A empresa ajuizou ação de cobrança contra o município para receber o pagamento dos valores contidos em cheques por ele emitidos, que foram devolvidos por falta de fundos. Segundo a defesa da Ocma, ela foi vencedora em licitação sob a modalidade de concorrência pública, celebrando contrato administrativo com o município para prestação de serviços de topografia, compactação de subleitos e afins, a ser executada por etapas.
Acrescentou, ainda, que o valor global do contrato perfazia o montante de R$ 155 mil, sendo que desse total recebeu a importância de R$ 40 mil, mediante quatro cheques. O juízo de primeiro grau julgou procedente o pedido, condenando o município ao pagamento dos valores contidos nos cheques.
Inconformado, o município apelou, e o Tribunal de Justiça estadual negou provimento considerando que "o cheque é ordem de pagamento à vista e, uma vez posto em circulação ou entregue ao portador de boa-fé, transforma-se em título de crédito, formal e abstrato, desvinculando-se totalmente do negócio jurídico que determinou sua emissão".
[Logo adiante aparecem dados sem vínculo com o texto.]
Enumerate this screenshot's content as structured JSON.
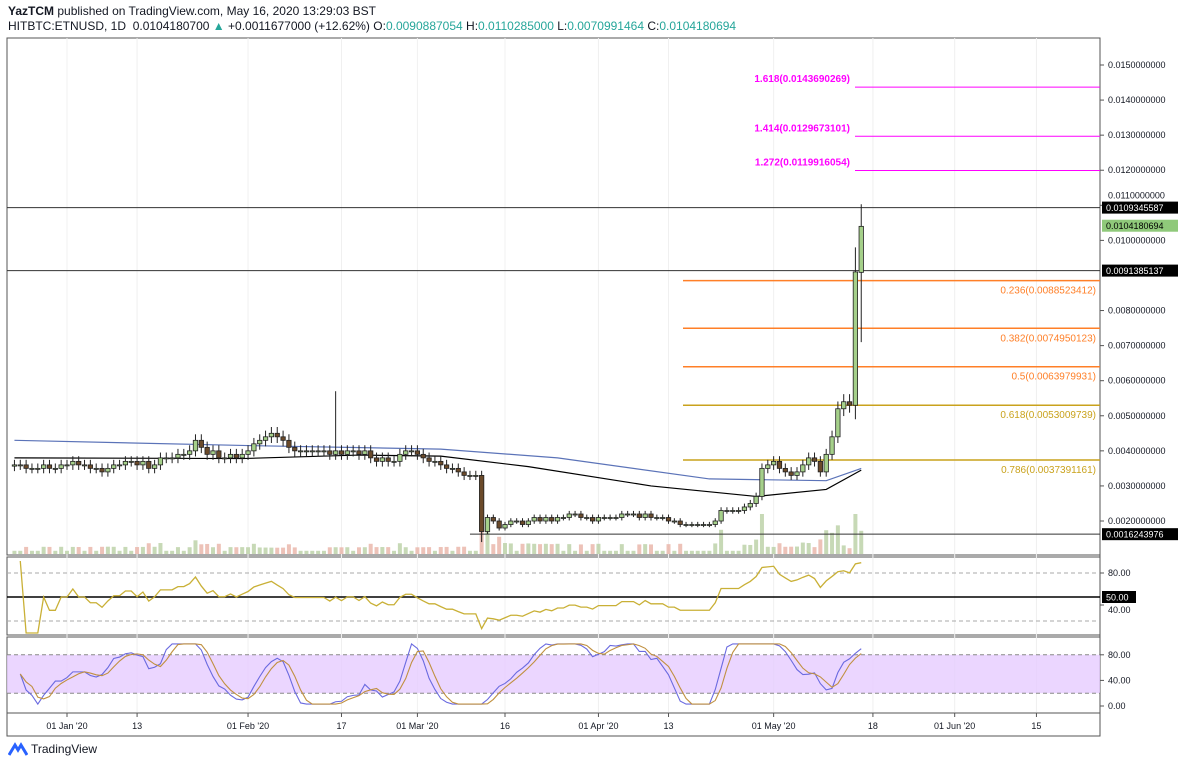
{
  "header": {
    "author": "YazTCM",
    "published": "published on TradingView.com, May 16, 2020 13:29:03 BST",
    "symbol": "HITBTC:ETNUSD, 1D",
    "last": "0.0104180700",
    "arrow": "▲",
    "change": "+0.0011677000 (+12.62%)",
    "o_label": "O:",
    "o": "0.0090887054",
    "h_label": "H:",
    "h": "0.0110285000",
    "l_label": "L:",
    "l": "0.0070991464",
    "c_label": "C:",
    "c": "0.0104180694"
  },
  "footer": {
    "brand": "TradingView"
  },
  "colors": {
    "up": "#a5d08a",
    "down": "#6b4a2a",
    "fib_ext": "#ff00ff",
    "fib_orange": "#ff7f27",
    "fib_gold": "#c9a21c",
    "ma_black": "#000000",
    "ma_blue": "#5b73b8",
    "rsi": "#c9b036",
    "stoch_k": "#6a6ae0",
    "stoch_d": "#c09040",
    "stoch_band": "#e6ccff"
  },
  "chart_data": [
    {
      "type": "candlestick",
      "start_date": "2019-12-23",
      "ylim": [
        0.0012,
        0.0158
      ],
      "closes": [
        0.0036,
        0.0036,
        0.0035,
        0.0035,
        0.0035,
        0.0036,
        0.0035,
        0.0035,
        0.0036,
        0.0036,
        0.0037,
        0.0036,
        0.0036,
        0.0035,
        0.0035,
        0.0034,
        0.0035,
        0.0036,
        0.0036,
        0.0037,
        0.0037,
        0.0036,
        0.0037,
        0.0035,
        0.0036,
        0.0038,
        0.0038,
        0.0038,
        0.0039,
        0.0039,
        0.004,
        0.0043,
        0.0041,
        0.0039,
        0.004,
        0.0038,
        0.0038,
        0.0039,
        0.0038,
        0.0039,
        0.004,
        0.0042,
        0.0043,
        0.0044,
        0.0045,
        0.0044,
        0.0043,
        0.0041,
        0.004,
        0.004,
        0.004,
        0.004,
        0.004,
        0.004,
        0.0039,
        0.004,
        0.0039,
        0.004,
        0.004,
        0.0039,
        0.004,
        0.0038,
        0.0037,
        0.0038,
        0.0037,
        0.0037,
        0.0039,
        0.004,
        0.004,
        0.0039,
        0.0038,
        0.0037,
        0.0037,
        0.0036,
        0.0035,
        0.0035,
        0.0034,
        0.0033,
        0.0033,
        0.0033,
        0.0017,
        0.0021,
        0.002,
        0.0018,
        0.0019,
        0.002,
        0.002,
        0.0019,
        0.002,
        0.0021,
        0.002,
        0.0021,
        0.002,
        0.0021,
        0.0021,
        0.0022,
        0.0022,
        0.0021,
        0.0021,
        0.002,
        0.0021,
        0.0021,
        0.0021,
        0.0021,
        0.0022,
        0.0022,
        0.0022,
        0.0021,
        0.0022,
        0.0021,
        0.0021,
        0.0021,
        0.002,
        0.002,
        0.0019,
        0.0019,
        0.0019,
        0.0019,
        0.0019,
        0.0019,
        0.002,
        0.0023,
        0.0023,
        0.0023,
        0.0023,
        0.0024,
        0.0025,
        0.0027,
        0.0035,
        0.0036,
        0.0037,
        0.0035,
        0.0034,
        0.0033,
        0.0034,
        0.0036,
        0.0038,
        0.0037,
        0.0034,
        0.0039,
        0.0044,
        0.0052,
        0.0054,
        0.0053,
        0.0091,
        0.0104
      ],
      "notable_wicks": [
        {
          "date": "2020-02-16",
          "high": 0.0057
        },
        {
          "date": "2020-03-12",
          "low": 0.0014
        },
        {
          "date": "2020-05-15",
          "high": 0.0098,
          "low": 0.0049
        },
        {
          "date": "2020-05-16",
          "open": 0.0090887054,
          "high": 0.0110285,
          "low": 0.0070991464,
          "close": 0.0104180694
        }
      ],
      "ma_black": [
        [
          "2019-12-23",
          0.0038
        ],
        [
          "2020-01-31",
          0.00378
        ],
        [
          "2020-02-20",
          0.00388
        ],
        [
          "2020-03-05",
          0.00385
        ],
        [
          "2020-03-20",
          0.00355
        ],
        [
          "2020-04-10",
          0.003
        ],
        [
          "2020-04-28",
          0.0027
        ],
        [
          "2020-05-10",
          0.0029
        ],
        [
          "2020-05-16",
          0.00345
        ]
      ],
      "ma_blue": [
        [
          "2019-12-23",
          0.0043
        ],
        [
          "2020-02-01",
          0.00415
        ],
        [
          "2020-03-05",
          0.00405
        ],
        [
          "2020-03-25",
          0.0038
        ],
        [
          "2020-04-20",
          0.0032
        ],
        [
          "2020-05-10",
          0.00315
        ],
        [
          "2020-05-16",
          0.0035
        ]
      ],
      "yticks": [
        "0.0150000000",
        "0.0140000000",
        "0.0130000000",
        "0.0120000000",
        "0.0110000000",
        "0.0100000000",
        "0.0080000000",
        "0.0070000000",
        "0.0060000000",
        "0.0050000000",
        "0.0040000000",
        "0.0030000000",
        "0.0020000000"
      ],
      "ytick_values": [
        0.015,
        0.014,
        0.013,
        0.012,
        0.011,
        0.01,
        0.008,
        0.007,
        0.006,
        0.005,
        0.004,
        0.003,
        0.002
      ],
      "price_labels": [
        {
          "text": "0.0109345587",
          "value": 0.0109345587,
          "style": "black"
        },
        {
          "text": "0.0104180694",
          "value": 0.0104180694,
          "style": "green"
        },
        {
          "text": "0.0091385137",
          "value": 0.0091385137,
          "style": "black"
        },
        {
          "text": "0.0016243976",
          "value": 0.0016243976,
          "style": "black"
        }
      ],
      "horizontal_lines": [
        {
          "value": 0.0109345587,
          "from": "2019-12-23"
        },
        {
          "value": 0.0091385137,
          "from": "2019-12-23"
        },
        {
          "value": 0.0016243976,
          "from": "2020-03-10"
        }
      ],
      "fib_levels": [
        {
          "label": "1.618(0.0143690269)",
          "value": 0.0143690269,
          "kind": "ext"
        },
        {
          "label": "1.414(0.0129673101)",
          "value": 0.0129673101,
          "kind": "ext"
        },
        {
          "label": "1.272(0.0119916054)",
          "value": 0.0119916054,
          "kind": "ext"
        },
        {
          "label": "0.236(0.0088523412)",
          "value": 0.0088523412,
          "kind": "orange"
        },
        {
          "label": "0.382(0.0074950123)",
          "value": 0.0074950123,
          "kind": "orange"
        },
        {
          "label": "0.5(0.0063979931)",
          "value": 0.0063979931,
          "kind": "orange"
        },
        {
          "label": "0.618(0.0053009739)",
          "value": 0.0053009739,
          "kind": "gold"
        },
        {
          "label": "0.786(0.0037391161)",
          "value": 0.0037391161,
          "kind": "gold"
        }
      ]
    },
    {
      "type": "line",
      "name": "RSI",
      "ylim": [
        0,
        100
      ],
      "yticks": [
        "80.00",
        "40.00"
      ],
      "ytick_values": [
        80,
        40
      ],
      "level_label": "50.00",
      "level": 50
    },
    {
      "type": "line",
      "name": "Stoch RSI",
      "ylim": [
        0,
        100
      ],
      "yticks": [
        "80.00",
        "40.00",
        "0.00"
      ],
      "ytick_values": [
        80,
        40,
        0
      ],
      "band": [
        20,
        80
      ]
    }
  ],
  "xaxis": {
    "ticks": [
      {
        "label": "01 Jan '20",
        "date": "2020-01-01"
      },
      {
        "label": "13",
        "date": "2020-01-13"
      },
      {
        "label": "01 Feb '20",
        "date": "2020-02-01"
      },
      {
        "label": "17",
        "date": "2020-02-17"
      },
      {
        "label": "01 Mar '20",
        "date": "2020-03-01"
      },
      {
        "label": "16",
        "date": "2020-03-16"
      },
      {
        "label": "01 Apr '20",
        "date": "2020-04-01"
      },
      {
        "label": "13",
        "date": "2020-04-13"
      },
      {
        "label": "01 May '20",
        "date": "2020-05-01"
      },
      {
        "label": "18",
        "date": "2020-05-18"
      },
      {
        "label": "01 Jun '20",
        "date": "2020-06-01"
      },
      {
        "label": "15",
        "date": "2020-06-15"
      }
    ]
  }
}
O município recorreu, então, ao STJ para reformar a decisão do Tribunal de Justiça estadual, sustentando que a causa que deu origem à emissão dos cheques cobrados é essencial ao deslinde da controvérsia, devendo o caso ser apreciado sob o amparo da lei federal de licitações e contratos administrativos, afastando-se a aplicação das normas de direito privado.
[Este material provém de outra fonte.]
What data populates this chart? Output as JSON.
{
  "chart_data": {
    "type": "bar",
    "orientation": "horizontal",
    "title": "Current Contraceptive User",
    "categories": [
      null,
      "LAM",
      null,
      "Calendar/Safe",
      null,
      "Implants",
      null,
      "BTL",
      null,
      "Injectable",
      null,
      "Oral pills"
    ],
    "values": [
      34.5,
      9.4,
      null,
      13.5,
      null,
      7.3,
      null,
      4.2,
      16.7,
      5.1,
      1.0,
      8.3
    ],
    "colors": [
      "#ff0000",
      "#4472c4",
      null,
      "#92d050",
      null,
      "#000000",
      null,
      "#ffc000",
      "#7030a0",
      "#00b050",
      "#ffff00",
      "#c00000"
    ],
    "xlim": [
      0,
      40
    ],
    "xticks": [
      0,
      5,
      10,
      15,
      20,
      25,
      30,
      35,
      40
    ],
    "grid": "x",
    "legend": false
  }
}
Para o relator, ministro Luiz Fux, a pretensão do município merece ser prestigiada, já que não se mostra sustentável o entendimento de que é irrelevante para o deslinde da ação de cobrança de cheques, emitidos como pagamento de serviço público contratado pela Administração Pública, a causa originária de sua emissão.
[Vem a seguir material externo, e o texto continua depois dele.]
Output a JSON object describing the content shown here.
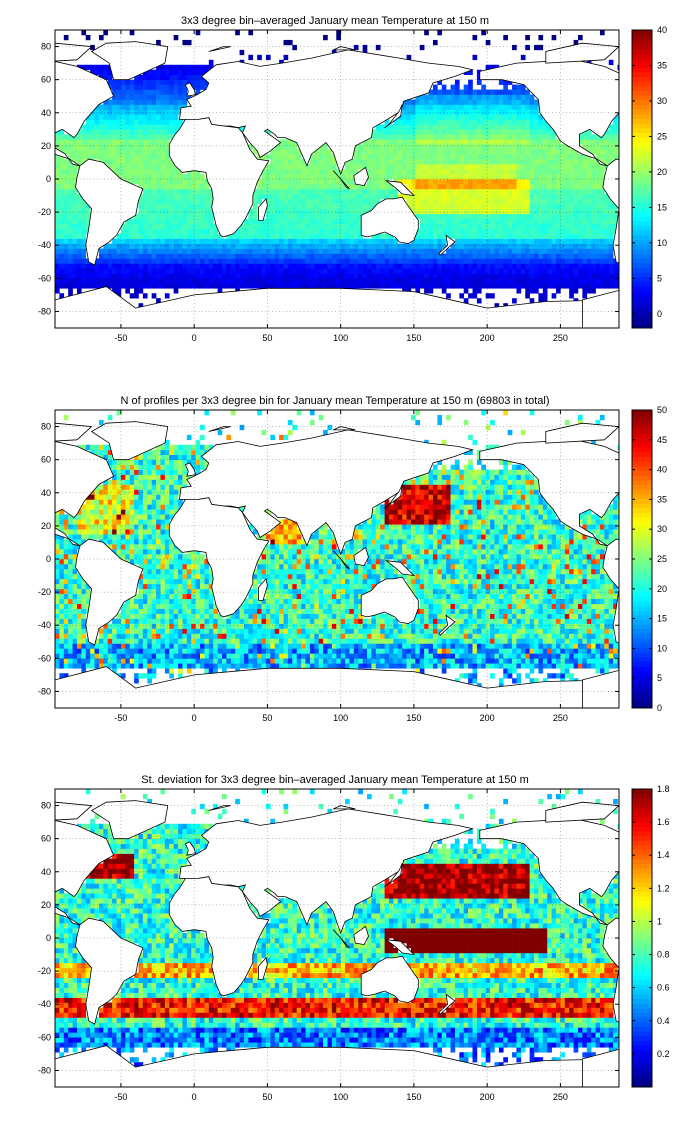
{
  "figure": {
    "panels": [
      {
        "id": "temperature",
        "title": "3x3 degree bin–averaged January mean Temperature at 150 m",
        "colorbar": {
          "min": -2,
          "max": 40,
          "ticks": [
            "0",
            "5",
            "10",
            "15",
            "20",
            "25",
            "30",
            "35",
            "40"
          ],
          "tick_values": [
            0,
            5,
            10,
            15,
            20,
            25,
            30,
            35,
            40
          ]
        }
      },
      {
        "id": "profiles",
        "title": "N of profiles per 3x3 degree bin for January mean Temperature at 150 m (69803 in total)",
        "colorbar": {
          "min": 0,
          "max": 50,
          "ticks": [
            "0",
            "5",
            "10",
            "15",
            "20",
            "25",
            "30",
            "35",
            "40",
            "45",
            "50"
          ],
          "tick_values": [
            0,
            5,
            10,
            15,
            20,
            25,
            30,
            35,
            40,
            45,
            50
          ]
        }
      },
      {
        "id": "stdev",
        "title": "St. deviation for 3x3 degree bin–averaged January mean Temperature at 150 m",
        "colorbar": {
          "min": 0,
          "max": 1.8,
          "ticks": [
            "0.2",
            "0.4",
            "0.6",
            "0.8",
            "1",
            "1.2",
            "1.4",
            "1.6",
            "1.8"
          ],
          "tick_values": [
            0.2,
            0.4,
            0.6,
            0.8,
            1,
            1.2,
            1.4,
            1.6,
            1.8
          ]
        }
      }
    ],
    "x_ticks": [
      "-50",
      "0",
      "50",
      "100",
      "150",
      "200",
      "250"
    ],
    "y_ticks": [
      "80",
      "60",
      "40",
      "20",
      "0",
      "-20",
      "-40",
      "-60",
      "-80"
    ]
  },
  "chart_data": [
    {
      "type": "heatmap",
      "title": "3x3 degree bin–averaged January mean Temperature at 150 m",
      "xlabel": "",
      "ylabel": "",
      "x_ticks": [
        -50,
        0,
        50,
        100,
        150,
        200,
        250
      ],
      "y_ticks": [
        -80,
        -60,
        -40,
        -20,
        0,
        20,
        40,
        60,
        80
      ],
      "xlim": [
        -95,
        290
      ],
      "ylim": [
        -90,
        90
      ],
      "grid": true,
      "bin_size_deg": 3,
      "colorbar": {
        "min": -2,
        "max": 40,
        "colormap": "jet"
      },
      "description_zones": [
        {
          "lat_range": [
            -5,
            25
          ],
          "value": 20
        },
        {
          "lat_range": [
            -15,
            -5
          ],
          "lon_range": [
            150,
            230
          ],
          "value": 25
        },
        {
          "lat_range": [
            25,
            45
          ],
          "value": 16
        },
        {
          "lat_range": [
            -35,
            -15
          ],
          "value": 17
        },
        {
          "lat_range": [
            -50,
            -35
          ],
          "value": 12
        },
        {
          "lat_range": [
            -65,
            -50
          ],
          "value": 4
        },
        {
          "lat_range": [
            45,
            70
          ],
          "value": 7
        }
      ]
    },
    {
      "type": "heatmap",
      "title": "N of profiles per 3x3 degree bin for January mean Temperature at 150 m (69803 in total)",
      "xlabel": "",
      "ylabel": "",
      "x_ticks": [
        -50,
        0,
        50,
        100,
        150,
        200,
        250
      ],
      "y_ticks": [
        -80,
        -60,
        -40,
        -20,
        0,
        20,
        40,
        60,
        80
      ],
      "xlim": [
        -95,
        290
      ],
      "ylim": [
        -90,
        90
      ],
      "grid": true,
      "bin_size_deg": 3,
      "total_profiles": 69803,
      "colorbar": {
        "min": 0,
        "max": 50,
        "colormap": "jet"
      }
    },
    {
      "type": "heatmap",
      "title": "St. deviation for 3x3 degree bin–averaged January mean Temperature at 150 m",
      "xlabel": "",
      "ylabel": "",
      "x_ticks": [
        -50,
        0,
        50,
        100,
        150,
        200,
        250
      ],
      "y_ticks": [
        -80,
        -60,
        -40,
        -20,
        0,
        20,
        40,
        60,
        80
      ],
      "xlim": [
        -95,
        290
      ],
      "ylim": [
        -90,
        90
      ],
      "grid": true,
      "bin_size_deg": 3,
      "colorbar": {
        "min": 0,
        "max": 1.8,
        "colormap": "jet"
      }
    }
  ]
}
"No caso, a ação ajuizada é de cobrança, tendo a sentença registrado que os cheques emitidos sem provimento de fundos haviam perdido a força executiva. Oportuno ressaltar que as cártulas discutidas são originárias de contrato administrativo e a ele atreladas, razão pela qual inaplicável a teoria da abstração das cambiais. Assim, mostra-se relevante a causa que originou o não-pagamento, fazendo-se mister perquirir o motivo que levou a Administração ao não-pagamento do serviço contratado", disse o ministro.
Segundo o ministro Luiz Fux, a solução para o caso deve embasar-se na lei de licitações e contratos, afastando-se, em um primeiro momento, as regras do Código Civil que serviram de fundamento para a decisão do Tribunal de Justiça, porquanto devem ser aplicadas supletivamente.
Assim, o relator votou pelo provimento do recurso do município, determinando a anulação da decisão do Tribunal de Justiça do Estado, "para que seja enfrentado o pedido postulado em sede de apelação, com base na Lei nº 8.666/93, exaurindo-se todas as circunstâncias fáticas referentes ao descumprimento do contrato que conduziu ao não-pagamento das cártulas".